Podkreślmy jednak na zakończenie, że nie istnieje żaden oficjalny raport, który wykazałby -niezbicie, bo w liczbach – owe mityczne korzyści ekonomiczne, które uzyskaliśmy z członkostwa w „euro kołchozie”! Bezspornym natomiast – dla każdego myślącego obywatela – jest zniszczenie polskiego handlu (czyli opanowanie naszego rynku, które było jedyną motywacją samozwańczego, acz germańskiego „adwokata”, w sprawie naszego „wejścia do Europy”), czego znamienną ilustracją jest odrażająca sieć „Lidla”, która obecnie zamierza zniszczyć nasze sanktuarium objawień Matki Boskiej w Gietrzwałdzie!
*****
Nie ulega wątpliwości, że ten coroczny „cyrk” uwielbienia dla „euro-kołchozu”, odgrywa się także dziś; w całej, niezwykle suwerennej Polsce…
W Niemczech, jak i byłym Sojuzie 1 maja jest ważnym świętem i obecnie.
A co do bilansu członkostwa?
Np. prof. Kieżun dokonał podsumowań, no i wyszło, że o darmowych obiadach, nawet Radio Erewań nie słyszało.
Pamiętam, gdy przeprowadzano referendum unijne i jako jeden z nielicznych – a pracowałem wtedy w spółce skarbu państwa – pytałem o to, czy każdy kto zamierza głosować za, posiada dostęp do danych, a co najmniej symulacji bilansu otwarcia i dającego się przewidzieć przebiegu członkostwa, to odpowiedź była zawsze taka sama. A co, chcesz żeby tu było jak na Białorusi?
Pamiętam ten kretyński “argument” o Białorusi; podobnie jak o “wejściu – wreszcie – do Europy”. [Co znaczyło – logiczną siłą “argumentu” – że przychodzimy – dajmy na to – z… Azji!]
Nie wiem jednak, czy Pan zauważył, że ten białoruski “argument” podlega właśnie – paradoksalnie i wbrew intencjom ówczesnych propagandystów – pełnej realizacji; przez ekipę volksdeutsche’ów (a w niej – przyjaciół bodnarowców/banderowców), realizujących zlecenie Germanii!? Podążamy bowiem już “ostatnią prostą” do… Generalnej Guberni!
Zestaw przyjaznych sąsiadów jest więc wciąż ten sam (podobny), bo to właśnie Germanie (kształtowani od wieków opresyjną cywilizacją bizantyjską, czyli – nie europejską i nie łacińską, jak nasza) – z pomocą banderowców – wymordowali mi rodzinę (mojego dziadka i czterech stryjów)!

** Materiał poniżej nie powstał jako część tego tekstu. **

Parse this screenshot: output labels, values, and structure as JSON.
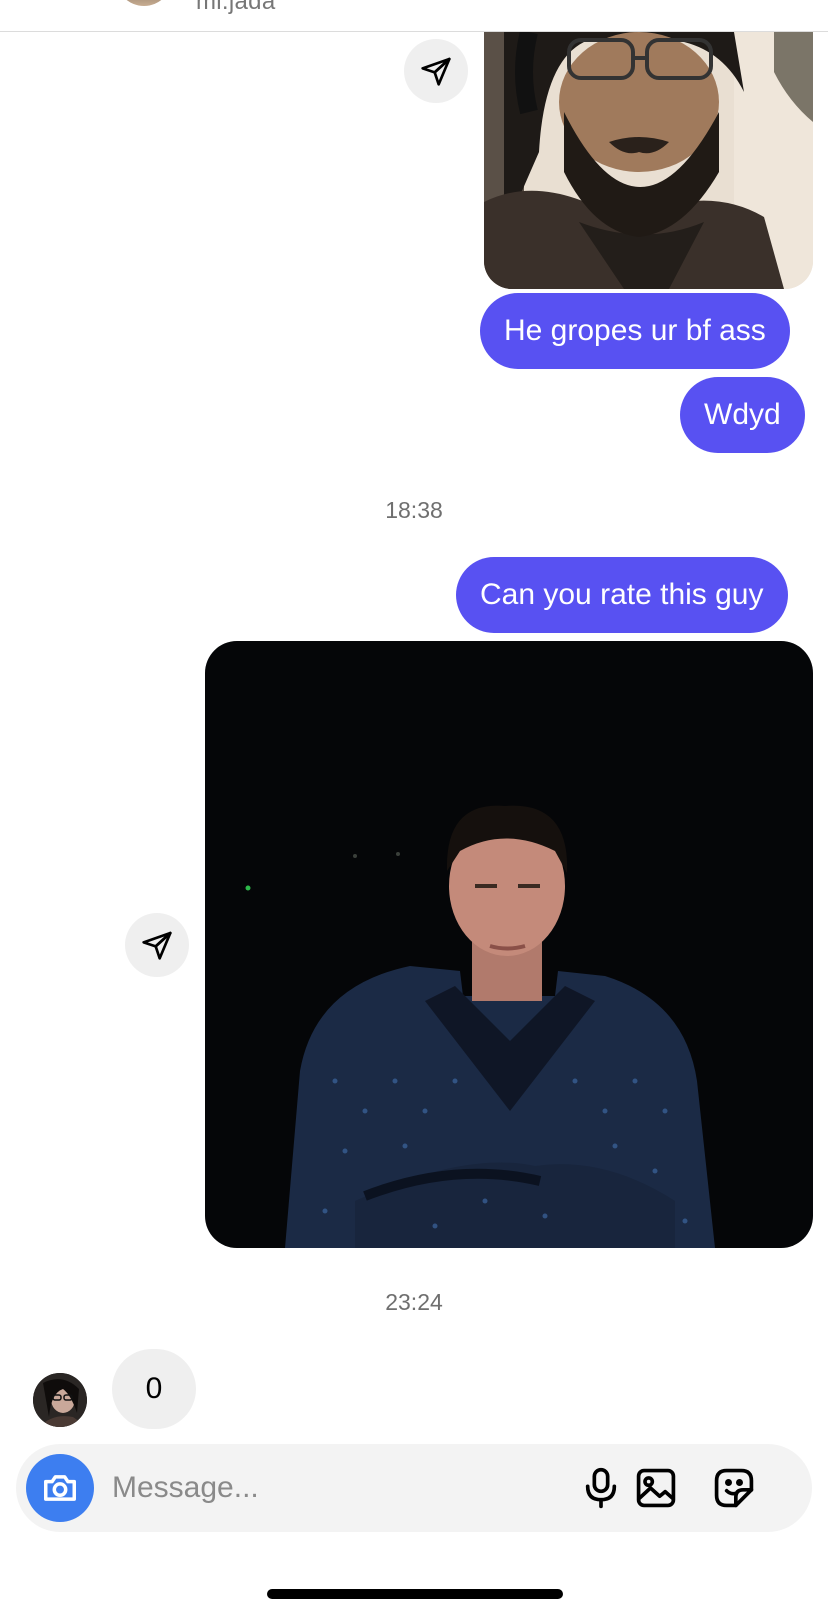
{
  "header": {
    "username": "mi.jada"
  },
  "messages": {
    "outgoing_1": "He gropes ur bf ass",
    "outgoing_2": "Wdyd",
    "timestamp_1": "18:38",
    "outgoing_3": "Can you rate this guy",
    "timestamp_2": "23:24",
    "incoming_1": "0"
  },
  "composer": {
    "placeholder": "Message..."
  },
  "icons": {
    "share": "paper-plane-icon",
    "camera": "camera-icon",
    "microphone": "microphone-icon",
    "gallery": "image-icon",
    "sticker": "sticker-icon"
  },
  "colors": {
    "outgoing_bubble": "#5851f2",
    "incoming_bubble": "#efefef",
    "camera_button": "#3d7ef0",
    "composer_background": "#f3f3f3"
  }
}
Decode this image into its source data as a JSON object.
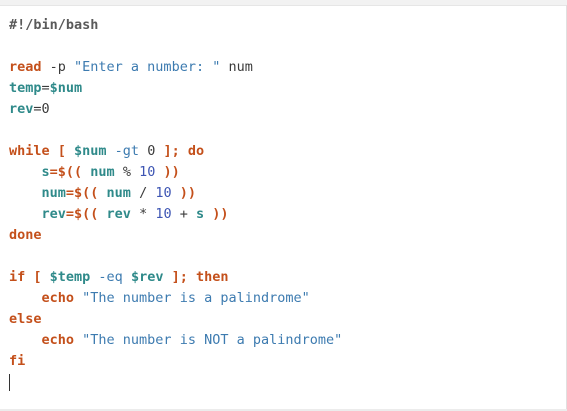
{
  "editor": {
    "lines": {
      "l1": {
        "shebang": "#!/bin/bash"
      },
      "l3": {
        "kw": "read",
        "opt": " -p ",
        "str": "\"Enter a number: \"",
        "arg": " num"
      },
      "l4": {
        "var": "temp",
        "eq": "=",
        "val": "$num"
      },
      "l5": {
        "var": "rev",
        "eq": "=",
        "num": "0"
      },
      "l7": {
        "kw1": "while",
        "b1": " [ ",
        "var": "$num",
        "op": " -gt ",
        "num": "0",
        "b2": " ]; ",
        "kw2": "do"
      },
      "l8": {
        "indent": "    ",
        "var": "s",
        "b1": "=$(( ",
        "var2": "num",
        "op": " % ",
        "num": "10",
        "b2": " ))"
      },
      "l9": {
        "indent": "    ",
        "var": "num",
        "b1": "=$(( ",
        "var2": "num",
        "op": " / ",
        "num": "10",
        "b2": " ))"
      },
      "l10": {
        "indent": "    ",
        "var": "rev",
        "b1": "=$(( ",
        "var2": "rev",
        "op": " * ",
        "num": "10",
        "plus": " + ",
        "var3": "s",
        "b2": " ))"
      },
      "l11": {
        "kw": "done"
      },
      "l13": {
        "kw1": "if",
        "b1": " [ ",
        "var": "$temp",
        "op": " -eq ",
        "var2": "$rev",
        "b2": " ]; ",
        "kw2": "then"
      },
      "l14": {
        "indent": "    ",
        "kw": "echo",
        "str": " \"The number is a palindrome\""
      },
      "l15": {
        "kw": "else"
      },
      "l16": {
        "indent": "    ",
        "kw": "echo",
        "str": " \"The number is NOT a palindrome\""
      },
      "l17": {
        "kw": "fi"
      }
    }
  }
}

Choć ów cyniczny mord nie okazał się pełnym “sukcesem”, gdyż Opatrzność Boża ocaliła połowę (w tym mojego śp. Ojca), spośród wskazanych do rozstrzelania!

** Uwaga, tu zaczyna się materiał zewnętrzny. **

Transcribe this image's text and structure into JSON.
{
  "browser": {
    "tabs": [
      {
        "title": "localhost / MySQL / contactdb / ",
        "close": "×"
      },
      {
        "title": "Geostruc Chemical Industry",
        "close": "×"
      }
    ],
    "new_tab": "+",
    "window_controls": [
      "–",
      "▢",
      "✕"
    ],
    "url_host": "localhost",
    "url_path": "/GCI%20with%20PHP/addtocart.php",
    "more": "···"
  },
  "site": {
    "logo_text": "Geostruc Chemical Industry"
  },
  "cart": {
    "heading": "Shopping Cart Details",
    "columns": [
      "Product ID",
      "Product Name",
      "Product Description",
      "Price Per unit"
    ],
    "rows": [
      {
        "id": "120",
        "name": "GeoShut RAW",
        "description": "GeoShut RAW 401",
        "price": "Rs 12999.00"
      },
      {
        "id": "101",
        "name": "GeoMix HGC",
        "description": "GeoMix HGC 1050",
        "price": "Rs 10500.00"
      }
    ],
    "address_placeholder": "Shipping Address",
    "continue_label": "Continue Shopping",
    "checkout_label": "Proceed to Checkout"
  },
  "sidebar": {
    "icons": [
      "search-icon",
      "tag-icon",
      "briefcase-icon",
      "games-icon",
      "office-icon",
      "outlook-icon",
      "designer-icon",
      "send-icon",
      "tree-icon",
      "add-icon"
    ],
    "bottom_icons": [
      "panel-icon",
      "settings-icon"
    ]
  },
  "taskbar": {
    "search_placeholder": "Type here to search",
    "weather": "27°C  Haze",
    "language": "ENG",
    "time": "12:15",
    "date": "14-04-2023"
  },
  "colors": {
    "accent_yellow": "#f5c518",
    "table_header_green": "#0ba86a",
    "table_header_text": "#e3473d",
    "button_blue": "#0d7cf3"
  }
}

Dodam, że nigdy – ani przez chwilę – nie dałem się “uwieść” temu szatańskiemu projektowi “euro-kołchozu”, więc w 2003 r. głosowałem przeciw Anschluss’owi! Zaś wywiad ze mną (z 2008 r.) – zalinkowany w tekście – pokazuje, że dość trafnie przewidziałem nieszczęsną przyszłość naszej Ojczyzny; zwłaszcza od ratyfikacji Traktatu Lizbońskiego, przeciw której wówczas zaprotestowałem! [Ale także i Europy, do której zmierzamy.]

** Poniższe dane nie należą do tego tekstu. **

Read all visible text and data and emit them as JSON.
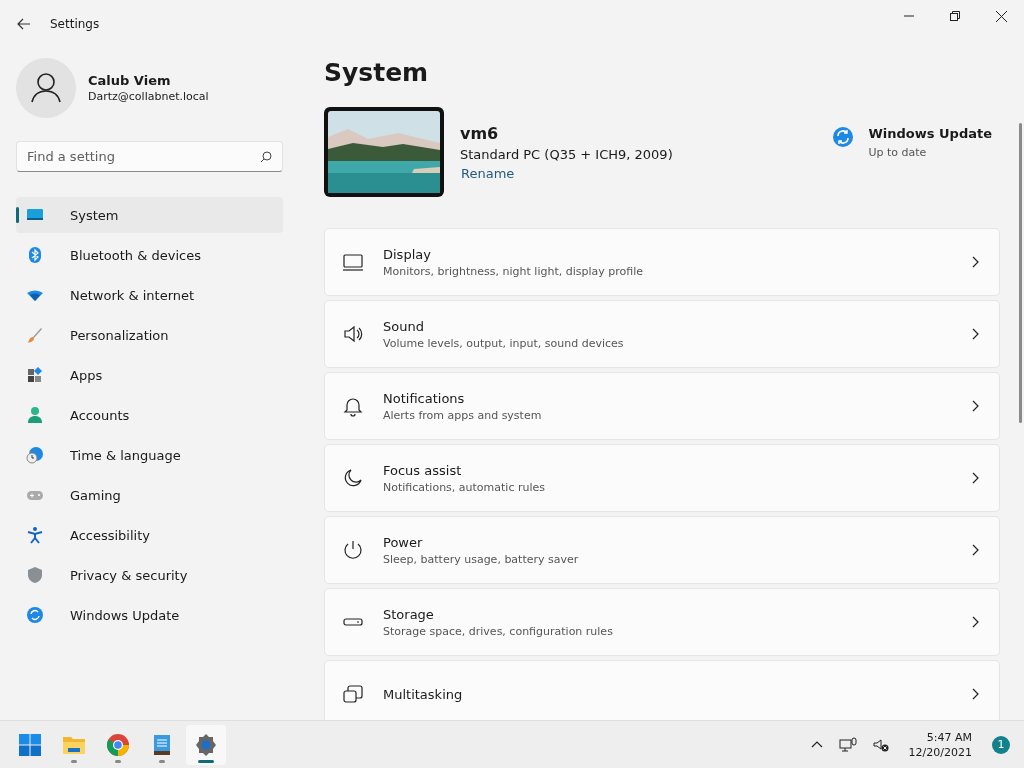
{
  "window": {
    "title": "Settings"
  },
  "profile": {
    "name": "Calub Viem",
    "email": "Dartz@collabnet.local"
  },
  "search": {
    "placeholder": "Find a setting"
  },
  "sidebar": {
    "items": [
      {
        "label": "System",
        "selected": true
      },
      {
        "label": "Bluetooth & devices",
        "selected": false
      },
      {
        "label": "Network & internet",
        "selected": false
      },
      {
        "label": "Personalization",
        "selected": false
      },
      {
        "label": "Apps",
        "selected": false
      },
      {
        "label": "Accounts",
        "selected": false
      },
      {
        "label": "Time & language",
        "selected": false
      },
      {
        "label": "Gaming",
        "selected": false
      },
      {
        "label": "Accessibility",
        "selected": false
      },
      {
        "label": "Privacy & security",
        "selected": false
      },
      {
        "label": "Windows Update",
        "selected": false
      }
    ]
  },
  "page_title": "System",
  "device": {
    "name": "vm6",
    "model": "Standard PC (Q35 + ICH9, 2009)",
    "rename": "Rename"
  },
  "update": {
    "title": "Windows Update",
    "status": "Up to date"
  },
  "settings": [
    {
      "title": "Display",
      "subtitle": "Monitors, brightness, night light, display profile"
    },
    {
      "title": "Sound",
      "subtitle": "Volume levels, output, input, sound devices"
    },
    {
      "title": "Notifications",
      "subtitle": "Alerts from apps and system"
    },
    {
      "title": "Focus assist",
      "subtitle": "Notifications, automatic rules"
    },
    {
      "title": "Power",
      "subtitle": "Sleep, battery usage, battery saver"
    },
    {
      "title": "Storage",
      "subtitle": "Storage space, drives, configuration rules"
    },
    {
      "title": "Multitasking"
    }
  ],
  "taskbar": {
    "apps": [
      {
        "kind": "start",
        "running": false,
        "selected": false
      },
      {
        "kind": "explorer",
        "running": true,
        "selected": false
      },
      {
        "kind": "chrome",
        "running": true,
        "selected": false
      },
      {
        "kind": "notepad",
        "running": true,
        "selected": false
      },
      {
        "kind": "settings",
        "running": true,
        "selected": true
      }
    ],
    "time": "5:47 AM",
    "date": "12/20/2021",
    "notifications": "1"
  }
}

Co do Białorusi nie będę się wypowiadał, choć gdy byłem tam w 2003r., to nie odnosiłem żadnego wrażenia o jakimś zacofaniu, czy też terrorze, w jakim rzekomo byli trzymani krajowcy. Wręcz przeciwnie. Była otwartość, ale uważna, bez infantylizmu, głupawych uśmiechów, bezsensownego skracania dystansu i permisywizmu dla patologii. Z resztą o Białorusi rozważnie pisze Brodacka. Jakoś tak się “złożyło”, że na tych terenach II RP, które po wojnie przypadły Białoruskiej SRR, nie było rzezi Polaków. To, swoją drogą, jest ciekawy argument w dyskusjach z tymi wszystkimi ukrainofil”c”ami, którzy nie mogąc zanegować samej rzezi, usiłują obwiniać o nią NKWD.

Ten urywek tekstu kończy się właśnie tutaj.